In theory you need not only a Sony deck but a DVCAM capable one.
In practice quite possibly not.
Try them whatever you have, if you get problems then look for a VCR like the DSR-11.
Bob.
The DVCam transport runs faster than DV (you only get 40 min on a 60 min tape) so you definitely need a DVCam deck to play the tape. Sony isn’t the only one that makes them. I know JVC does too. As long as the deck is DVCam capable you should be OK.
Not quite true I believe, we've found many Sony non 'DVCAM' cameras and decks will play DVCAM recorded tapes. We've even found many PAL only DV cameras will playout NTSC tapes but from memory only out the anaolgue ports, not down firewire.
That's why I said to try it first.
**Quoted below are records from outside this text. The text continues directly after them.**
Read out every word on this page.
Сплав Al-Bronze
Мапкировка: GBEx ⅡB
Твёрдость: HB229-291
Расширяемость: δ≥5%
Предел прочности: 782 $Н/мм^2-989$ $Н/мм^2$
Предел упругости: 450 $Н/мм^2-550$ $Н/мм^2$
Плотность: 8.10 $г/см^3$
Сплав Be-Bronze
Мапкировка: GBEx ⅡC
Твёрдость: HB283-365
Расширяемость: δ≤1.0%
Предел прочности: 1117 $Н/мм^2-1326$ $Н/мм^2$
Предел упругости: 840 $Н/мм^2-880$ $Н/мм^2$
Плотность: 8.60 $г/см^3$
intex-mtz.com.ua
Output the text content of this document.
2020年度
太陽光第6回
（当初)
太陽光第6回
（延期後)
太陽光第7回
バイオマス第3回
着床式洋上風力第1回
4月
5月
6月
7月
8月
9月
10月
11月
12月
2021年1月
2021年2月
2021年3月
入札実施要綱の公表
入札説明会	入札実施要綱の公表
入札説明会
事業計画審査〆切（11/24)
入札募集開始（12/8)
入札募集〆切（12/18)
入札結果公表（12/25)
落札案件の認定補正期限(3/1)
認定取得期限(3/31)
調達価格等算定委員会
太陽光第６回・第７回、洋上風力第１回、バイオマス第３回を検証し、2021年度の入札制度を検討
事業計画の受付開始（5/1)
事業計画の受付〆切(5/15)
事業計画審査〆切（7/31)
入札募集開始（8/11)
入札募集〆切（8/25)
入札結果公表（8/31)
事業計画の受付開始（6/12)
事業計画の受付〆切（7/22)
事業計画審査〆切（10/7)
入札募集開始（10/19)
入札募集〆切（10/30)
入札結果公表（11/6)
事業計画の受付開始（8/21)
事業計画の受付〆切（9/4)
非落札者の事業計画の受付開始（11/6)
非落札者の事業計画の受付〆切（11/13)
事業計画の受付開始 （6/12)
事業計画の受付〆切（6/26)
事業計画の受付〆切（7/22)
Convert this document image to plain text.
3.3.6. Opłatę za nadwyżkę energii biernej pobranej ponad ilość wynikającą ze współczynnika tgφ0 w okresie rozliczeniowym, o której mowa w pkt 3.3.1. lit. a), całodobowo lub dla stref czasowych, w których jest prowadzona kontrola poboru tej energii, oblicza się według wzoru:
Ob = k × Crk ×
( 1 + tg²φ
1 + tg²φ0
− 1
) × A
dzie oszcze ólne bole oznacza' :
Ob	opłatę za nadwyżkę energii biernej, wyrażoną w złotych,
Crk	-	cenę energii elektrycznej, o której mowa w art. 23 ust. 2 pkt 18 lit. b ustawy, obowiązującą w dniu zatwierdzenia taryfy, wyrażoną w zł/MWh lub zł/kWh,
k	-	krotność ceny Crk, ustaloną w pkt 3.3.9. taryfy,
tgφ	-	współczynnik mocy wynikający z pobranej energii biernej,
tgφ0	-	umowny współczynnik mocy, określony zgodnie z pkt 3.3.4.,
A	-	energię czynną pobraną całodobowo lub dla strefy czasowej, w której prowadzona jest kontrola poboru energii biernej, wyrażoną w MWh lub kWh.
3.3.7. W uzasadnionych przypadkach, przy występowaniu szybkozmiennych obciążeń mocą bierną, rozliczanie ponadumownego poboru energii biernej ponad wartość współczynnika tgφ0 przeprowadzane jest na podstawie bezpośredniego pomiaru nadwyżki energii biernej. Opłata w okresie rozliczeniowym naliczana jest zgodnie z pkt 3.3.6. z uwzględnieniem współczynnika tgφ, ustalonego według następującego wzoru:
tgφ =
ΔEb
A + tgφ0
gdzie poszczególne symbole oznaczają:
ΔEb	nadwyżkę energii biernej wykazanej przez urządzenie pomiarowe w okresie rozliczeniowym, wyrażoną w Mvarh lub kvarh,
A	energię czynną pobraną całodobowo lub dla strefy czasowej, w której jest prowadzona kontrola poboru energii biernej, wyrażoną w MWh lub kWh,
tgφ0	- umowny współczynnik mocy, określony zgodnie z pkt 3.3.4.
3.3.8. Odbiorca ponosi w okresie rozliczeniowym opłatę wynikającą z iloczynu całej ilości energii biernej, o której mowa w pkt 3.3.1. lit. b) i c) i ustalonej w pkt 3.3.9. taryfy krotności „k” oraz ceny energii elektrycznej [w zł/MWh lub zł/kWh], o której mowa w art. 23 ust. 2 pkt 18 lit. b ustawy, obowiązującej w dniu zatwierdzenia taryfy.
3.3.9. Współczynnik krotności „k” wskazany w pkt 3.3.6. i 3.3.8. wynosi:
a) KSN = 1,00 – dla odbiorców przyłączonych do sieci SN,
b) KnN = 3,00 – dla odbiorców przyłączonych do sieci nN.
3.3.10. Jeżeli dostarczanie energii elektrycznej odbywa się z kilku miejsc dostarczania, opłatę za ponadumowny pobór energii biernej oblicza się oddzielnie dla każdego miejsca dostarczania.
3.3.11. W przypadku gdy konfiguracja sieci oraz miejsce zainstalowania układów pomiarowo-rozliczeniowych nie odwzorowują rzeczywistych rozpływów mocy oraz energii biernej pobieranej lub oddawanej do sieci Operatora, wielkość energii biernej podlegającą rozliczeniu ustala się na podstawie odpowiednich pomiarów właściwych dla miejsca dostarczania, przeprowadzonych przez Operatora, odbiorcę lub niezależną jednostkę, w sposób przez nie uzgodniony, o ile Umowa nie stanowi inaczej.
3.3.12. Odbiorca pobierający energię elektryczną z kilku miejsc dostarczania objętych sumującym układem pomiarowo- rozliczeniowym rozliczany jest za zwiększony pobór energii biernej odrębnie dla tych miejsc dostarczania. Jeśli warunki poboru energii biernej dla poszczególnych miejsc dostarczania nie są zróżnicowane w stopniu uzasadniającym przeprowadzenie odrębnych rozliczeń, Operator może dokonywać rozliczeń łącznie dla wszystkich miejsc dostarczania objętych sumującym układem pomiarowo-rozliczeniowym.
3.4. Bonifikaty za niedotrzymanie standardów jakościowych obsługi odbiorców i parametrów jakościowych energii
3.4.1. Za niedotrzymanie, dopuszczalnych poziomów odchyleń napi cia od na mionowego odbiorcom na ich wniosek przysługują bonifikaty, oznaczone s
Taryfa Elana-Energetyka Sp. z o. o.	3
Needless to say I don't know how good the error recovery will work, the servos must be at the limit of their range as well, some tapes seem 100% OK, others not so.
Sorry I'm a bit vague on this but as we have no shortage of DVCAM decks we haven't spent a lot of time investigating how far one can push this or worried about what does and doesn't work. Just that at times we've put a tape in that wasn't labelled DVCAM in something that shouldn't have played it and then realised it was recorded in DVCAM based on how long the tape ran.
And then again the NTSC variants might be quite different too. You sure will not break anything trying it out.
Bob's right, just try it. I know the JVC BR-DV3000 deck will play DVCAM, and so will the Panasonic DV2500 deck (same deck, different label). The DVX will play back DVCAM tapes too. I don't think Canon cameras do, but -- heck, just try it... it might work.